平成17年10月05日号(第2304号)

サラリーマン増税は陽動作戦か
弱者をねらいうちする増税プランの次なる標的は?

 税制改正における政府の増税方針は、次の2点が明確である。
 一つは、改正案の決定の時とその実施期間に相当期間を置くことである。平成14年12月に事実上決った配偶者特別控除の廃止が、平成16年に実施され、平成15年12月に決った老年者控除の廃止、公的年金控除の縮小は、平成17年から実施される。また昨年(平成16年)に決った定率減税の縮小・廃止は、縮小が平成18年から、完全廃止はようやくここに来て再来年にと方向づけられるという具合である。

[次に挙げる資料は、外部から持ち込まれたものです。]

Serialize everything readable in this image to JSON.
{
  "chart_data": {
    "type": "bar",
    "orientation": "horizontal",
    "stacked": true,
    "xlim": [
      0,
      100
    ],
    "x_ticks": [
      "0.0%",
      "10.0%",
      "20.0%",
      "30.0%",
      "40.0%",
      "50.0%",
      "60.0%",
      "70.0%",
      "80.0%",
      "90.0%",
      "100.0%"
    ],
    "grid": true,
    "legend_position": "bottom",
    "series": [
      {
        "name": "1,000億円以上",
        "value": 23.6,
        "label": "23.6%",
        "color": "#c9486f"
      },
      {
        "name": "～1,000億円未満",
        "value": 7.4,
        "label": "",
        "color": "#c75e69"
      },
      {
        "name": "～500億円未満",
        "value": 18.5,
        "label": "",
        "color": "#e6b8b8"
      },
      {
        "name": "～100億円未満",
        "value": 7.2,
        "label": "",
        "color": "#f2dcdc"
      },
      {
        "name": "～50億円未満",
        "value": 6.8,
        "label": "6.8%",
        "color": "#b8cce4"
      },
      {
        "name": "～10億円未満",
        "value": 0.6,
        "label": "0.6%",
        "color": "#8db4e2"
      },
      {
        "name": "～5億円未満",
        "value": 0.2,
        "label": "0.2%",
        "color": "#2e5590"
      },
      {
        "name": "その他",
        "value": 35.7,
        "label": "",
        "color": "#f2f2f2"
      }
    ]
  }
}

 これらはあたかも増税はまだ先のことと思わせることで、その決定を取りつけているようで非常に不自然さを感じる。とくに情報の少ない高齢者にとって、前掲した所得税にかかわる改正のすべてが増税につながる極めて重いものであり、それが波状攻撃のように毎年来ることがその時になってはじめて気づくとすれば、とても危険なことである。

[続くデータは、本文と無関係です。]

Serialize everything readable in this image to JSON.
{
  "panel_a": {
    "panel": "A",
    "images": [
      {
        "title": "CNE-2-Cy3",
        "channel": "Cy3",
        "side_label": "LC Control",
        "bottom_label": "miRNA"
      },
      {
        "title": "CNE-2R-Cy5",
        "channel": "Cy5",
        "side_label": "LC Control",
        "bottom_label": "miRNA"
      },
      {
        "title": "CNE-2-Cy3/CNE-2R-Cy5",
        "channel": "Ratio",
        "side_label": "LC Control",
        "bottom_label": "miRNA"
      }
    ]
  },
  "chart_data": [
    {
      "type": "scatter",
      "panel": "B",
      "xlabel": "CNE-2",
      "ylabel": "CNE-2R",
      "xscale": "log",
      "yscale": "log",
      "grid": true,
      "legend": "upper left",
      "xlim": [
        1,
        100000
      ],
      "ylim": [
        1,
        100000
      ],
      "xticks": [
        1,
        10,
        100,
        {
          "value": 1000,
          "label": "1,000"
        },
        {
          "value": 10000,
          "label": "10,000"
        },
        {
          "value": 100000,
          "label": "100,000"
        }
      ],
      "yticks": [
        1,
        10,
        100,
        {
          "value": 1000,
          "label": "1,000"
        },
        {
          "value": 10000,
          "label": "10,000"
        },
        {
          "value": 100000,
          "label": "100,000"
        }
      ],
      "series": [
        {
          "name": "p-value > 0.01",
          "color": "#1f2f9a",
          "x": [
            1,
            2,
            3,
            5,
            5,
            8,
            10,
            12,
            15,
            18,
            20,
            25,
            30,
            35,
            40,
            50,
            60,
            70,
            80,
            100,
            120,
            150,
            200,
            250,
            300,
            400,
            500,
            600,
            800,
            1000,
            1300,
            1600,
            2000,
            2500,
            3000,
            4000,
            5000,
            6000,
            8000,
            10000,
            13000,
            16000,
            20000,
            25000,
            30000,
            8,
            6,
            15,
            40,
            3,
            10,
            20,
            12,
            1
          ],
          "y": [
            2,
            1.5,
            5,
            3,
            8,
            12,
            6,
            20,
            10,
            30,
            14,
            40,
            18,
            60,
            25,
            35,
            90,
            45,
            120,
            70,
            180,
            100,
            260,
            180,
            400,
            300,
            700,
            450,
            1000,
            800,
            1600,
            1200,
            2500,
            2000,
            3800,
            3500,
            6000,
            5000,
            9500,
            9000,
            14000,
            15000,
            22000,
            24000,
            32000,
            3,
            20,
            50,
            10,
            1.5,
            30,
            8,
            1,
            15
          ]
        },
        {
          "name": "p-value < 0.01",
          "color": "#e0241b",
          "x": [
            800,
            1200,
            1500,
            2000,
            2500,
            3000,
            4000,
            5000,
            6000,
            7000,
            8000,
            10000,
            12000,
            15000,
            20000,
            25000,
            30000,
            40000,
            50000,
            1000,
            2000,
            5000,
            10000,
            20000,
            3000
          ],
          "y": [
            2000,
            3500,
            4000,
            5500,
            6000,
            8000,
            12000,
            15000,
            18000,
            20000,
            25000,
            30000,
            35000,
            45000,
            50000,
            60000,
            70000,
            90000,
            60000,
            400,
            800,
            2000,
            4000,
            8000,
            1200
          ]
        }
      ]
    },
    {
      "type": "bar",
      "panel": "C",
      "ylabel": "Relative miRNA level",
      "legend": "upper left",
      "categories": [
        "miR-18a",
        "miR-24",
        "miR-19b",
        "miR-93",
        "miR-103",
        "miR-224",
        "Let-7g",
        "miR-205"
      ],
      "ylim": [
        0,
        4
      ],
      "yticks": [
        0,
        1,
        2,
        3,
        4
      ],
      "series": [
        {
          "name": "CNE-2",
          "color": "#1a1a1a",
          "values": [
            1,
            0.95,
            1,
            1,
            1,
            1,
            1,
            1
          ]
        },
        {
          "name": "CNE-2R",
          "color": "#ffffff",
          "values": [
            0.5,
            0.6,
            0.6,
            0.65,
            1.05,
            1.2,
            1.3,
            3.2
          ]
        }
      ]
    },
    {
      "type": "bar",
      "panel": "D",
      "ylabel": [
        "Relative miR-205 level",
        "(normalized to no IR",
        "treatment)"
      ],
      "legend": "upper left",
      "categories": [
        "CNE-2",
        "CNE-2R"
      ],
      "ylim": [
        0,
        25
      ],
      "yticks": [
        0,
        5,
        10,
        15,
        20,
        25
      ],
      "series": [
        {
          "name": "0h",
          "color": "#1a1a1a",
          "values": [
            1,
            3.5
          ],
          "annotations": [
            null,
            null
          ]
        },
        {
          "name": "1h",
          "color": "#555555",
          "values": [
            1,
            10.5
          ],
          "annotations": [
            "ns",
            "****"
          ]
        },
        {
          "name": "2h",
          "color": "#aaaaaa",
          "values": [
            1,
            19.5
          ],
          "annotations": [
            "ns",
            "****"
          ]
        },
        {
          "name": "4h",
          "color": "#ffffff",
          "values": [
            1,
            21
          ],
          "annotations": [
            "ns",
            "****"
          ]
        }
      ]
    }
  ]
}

 もう一つの方針は、声の弱い者、全体の中では少数派への課税強化である。典型的な例は今述べた高齢者への課税であり、細かい情報がとれない、或いは組織的に反対の声をあげられないという立場を巧妙に見透かして課税をしてきている節がある。マスコミ等を使って裕福な高齢者の税務上の優遇状況を喧伝し、あたかも改正は正当という雰囲気をつくり上げている。その意味では社会的な中心勢力であるサラリーマンへの増税は当然否定されるわけで、案外課税庁はそれも織り込み済みだったのかもしれない。こうした目立ったテーマを表面化させ、その裏で定率減税の完全廃止などが着実に決められている。

 そして次なる標的は消費税率の切上げである。小泉総理が在任中は「あげない」と明言している一方、着実に税率切上げの議論は進んでいる。まさに国民には先の話の気分にさせて「その日」が着実に決められつつあるのだ。この税率切上げは、たとえば10%になった場合、現状の消費者の可処分所得からはとても吸収できそうな状況はない。その時、ババをつかむのは消費者と直接的にあう事業者ではないだろうか。

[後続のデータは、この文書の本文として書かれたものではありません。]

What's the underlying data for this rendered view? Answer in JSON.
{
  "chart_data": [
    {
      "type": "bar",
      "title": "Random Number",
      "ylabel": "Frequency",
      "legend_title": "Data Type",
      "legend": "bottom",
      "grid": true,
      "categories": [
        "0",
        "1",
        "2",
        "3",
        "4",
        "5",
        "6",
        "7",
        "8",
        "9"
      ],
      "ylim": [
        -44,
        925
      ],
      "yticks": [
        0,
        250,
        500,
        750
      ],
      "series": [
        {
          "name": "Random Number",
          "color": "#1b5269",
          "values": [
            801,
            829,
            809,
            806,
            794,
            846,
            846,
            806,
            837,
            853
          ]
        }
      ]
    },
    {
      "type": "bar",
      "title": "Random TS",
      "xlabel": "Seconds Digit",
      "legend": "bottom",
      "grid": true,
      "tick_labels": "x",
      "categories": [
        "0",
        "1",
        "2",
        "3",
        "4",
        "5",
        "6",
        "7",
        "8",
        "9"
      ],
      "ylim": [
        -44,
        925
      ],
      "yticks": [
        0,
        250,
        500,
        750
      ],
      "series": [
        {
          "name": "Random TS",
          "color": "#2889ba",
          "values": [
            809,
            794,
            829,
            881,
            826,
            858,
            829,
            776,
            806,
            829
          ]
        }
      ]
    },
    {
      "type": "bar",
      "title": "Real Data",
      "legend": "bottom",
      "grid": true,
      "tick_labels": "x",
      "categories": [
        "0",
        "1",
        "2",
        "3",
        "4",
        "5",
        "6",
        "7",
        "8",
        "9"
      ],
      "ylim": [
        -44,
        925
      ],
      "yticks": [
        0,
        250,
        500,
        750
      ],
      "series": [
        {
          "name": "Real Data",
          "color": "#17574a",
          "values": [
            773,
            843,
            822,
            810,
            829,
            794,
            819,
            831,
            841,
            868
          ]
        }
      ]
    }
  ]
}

 消費税は間接税であり、消費者から消費税を預って国に納めるのは事業者である。当然その税金は事業者にとってスルー(通り過ぎる)のはずだが、税込という義務化されたシステムの中では、消費税は商品本体の価格と一体となって消費場面では立ちはだかる。つまり、消費者にとってはその商品は一つの価格なのである。いきおい、税率のアップ分は事業者負担、つまり商品の実質値下げへとなだれこむ。結局、消費税切上げは社会的中心層である消費者の所得が尊重されて進む場合、少数派の事業者にたいして思わぬ「損税」つまり税金の実質負担者としての重圧がもたらされるのである。そして、この標的とされる最大の事業者は、小売の最前線であるデパートにほかならないのである。